Mais Cérès Éleusine, et la bonne déesse,

Ont leurs secrets comme eux à Rome et dans la Grèce;
Encore impunément nous souffrons en tous lieux,

Leur Dieu seul excepté, toute sorte de dieux:

Tous les monstres d'Egypte ont leurs temples dans Rome,
Nos aïeux à leur gré faisaient un dieu d'un homme,
Et leur sang parmi nous conservant leurs erreurs,
Nous remplissons le ciel de tous nos empereurs:
Mais, à parler sans fard de tant d'apothéoses,
L'effet est bien douteux de ces métamorphoses.

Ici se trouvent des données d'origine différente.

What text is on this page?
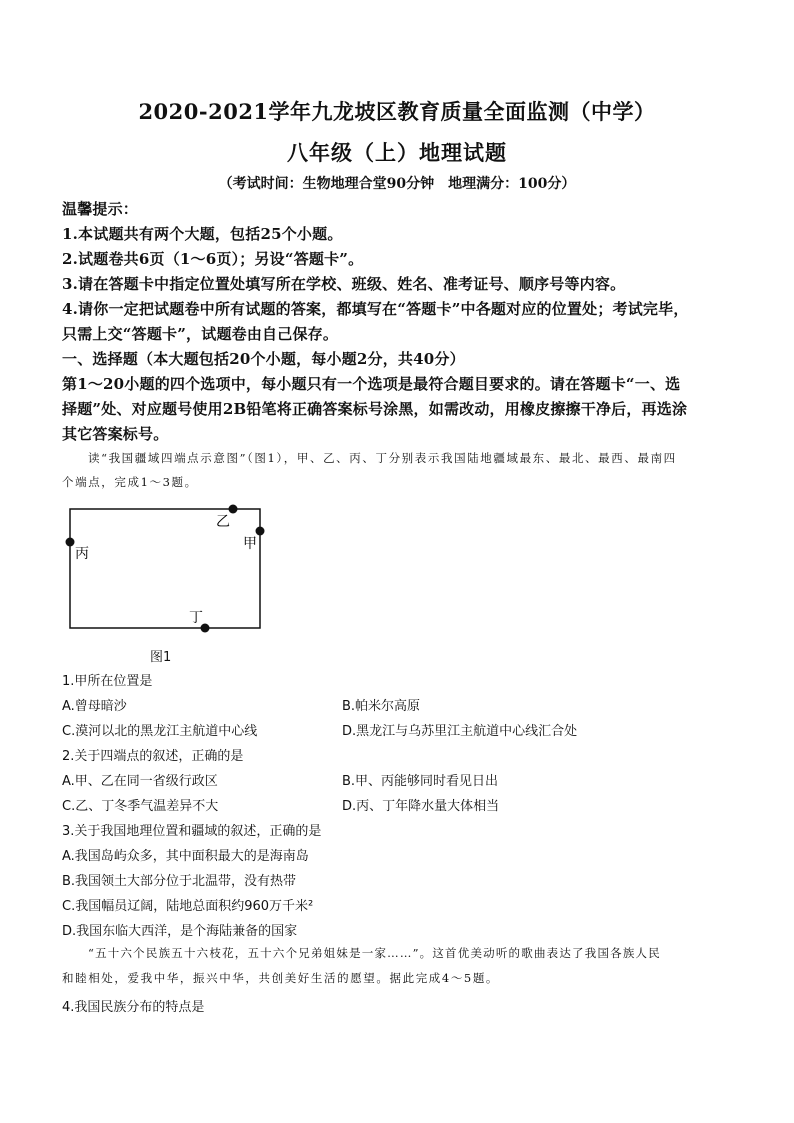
2020-2021学年九龙坡区教育质量全面监测（中学）
八年级（上）地理试题
（考试时间：生物地理合堂90分钟　地理满分：100分）
温馨提示：
1.本试题共有两个大题，包括25个小题。
2.试题卷共6页（1～6页）；另设“答题卡”。
3.请在答题卡中指定位置处填写所在学校、班级、姓名、准考证号、顺序号等内容。
4.请你一定把试题卷中所有试题的答案，都填写在“答题卡”中各题对应的位置处；考试完毕，
只需上交“答题卡”，试题卷由自己保存。
一、选择题（本大题包括20个小题，每小题2分，共40分）
第1～20小题的四个选项中，每小题只有一个选项是最符合题目要求的。请在答题卡“一、选
择题”处、对应题号使用2B铅笔将正确答案标号涂黑，如需改动，用橡皮擦擦干净后，再选涂
其它答案标号。
读“我国疆域四端点示意图”（图1），甲、乙、丙、丁分别表示我国陆地疆域最东、最北、最西、最南四
个端点，完成1～3题。
乙
甲
丙
丁
图1
1.甲所在位置是
A.曾母暗沙	B.帕米尔高原
C.漠河以北的黑龙江主航道中心线	D.黑龙江与乌苏里江主航道中心线汇合处
2.关于四端点的叙述，正确的是
A.甲、乙在同一省级行政区	B.甲、丙能够同时看见日出
C.乙、丁冬季气温差异不大	D.丙、丁年降水量大体相当
3.关于我国地理位置和疆域的叙述，正确的是
A.我国岛屿众多，其中面积最大的是海南岛
B.我国领土大部分位于北温带，没有热带
C.我国幅员辽阔，陆地总面积约960万千米²
D.我国东临大西洋，是个海陆兼备的国家
“五十六个民族五十六枝花，五十六个兄弟姐妹是一家……”。这首优美动听的歌曲表达了我国各族人民
和睦相处，爱我中华，振兴中华，共创美好生活的愿望。据此完成4～5题。
4.我国民族分布的特点是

Les Chrétiens n'ont qu'un Dieu, maître absolu de tout,
De qui le seul vouloir fait tout ce qu'il résout:
Mais, si j'ose entre nous dire ce qu'il me semble,
Les nôtres bien souvent s'accordent mal ensemble,
Et me dût leur colère écraser à tes yeux,
Nous en avons beaucoup pour être de vrais dieux.
Enfin chez les Chrétiens les mœurs sont innocentes,
Les vices détestés, les vertus florissantes;
Ils font des vœux pour nous qui les persécutons;
Et, depuis tant de temps que nous les tourmentons,
Les a-t-on vu mutins? les a-t-on vu rebelles?
Nos princes ont-ils eu des soldats plus fidèles?
Furieux dans la guerre, ils souffrent nos bourreaux;
Et, lions au combat, ils meurent en agneaux.
J'ai trop de pitié d'eux pour ne pas les défendre.
Allons trouver Félix, commençons par son gendre;
Et contentons ainsi, d'une seule action,
Et Pauline, et ma gloire, et ma compassion.

ACTE CINQUIÈME.

SCÈNE I.

Félix, Albin, Cléon.

Fel. Albin, as-tu bien vu la fourbe de Sévère?
As-tu bien vu sa haine? et vois-tu ma misère?
Alb. Je n'ai vu rien en lui qu'un rival généreux,
Et ne vois rien en vous qu'un père rigoureux.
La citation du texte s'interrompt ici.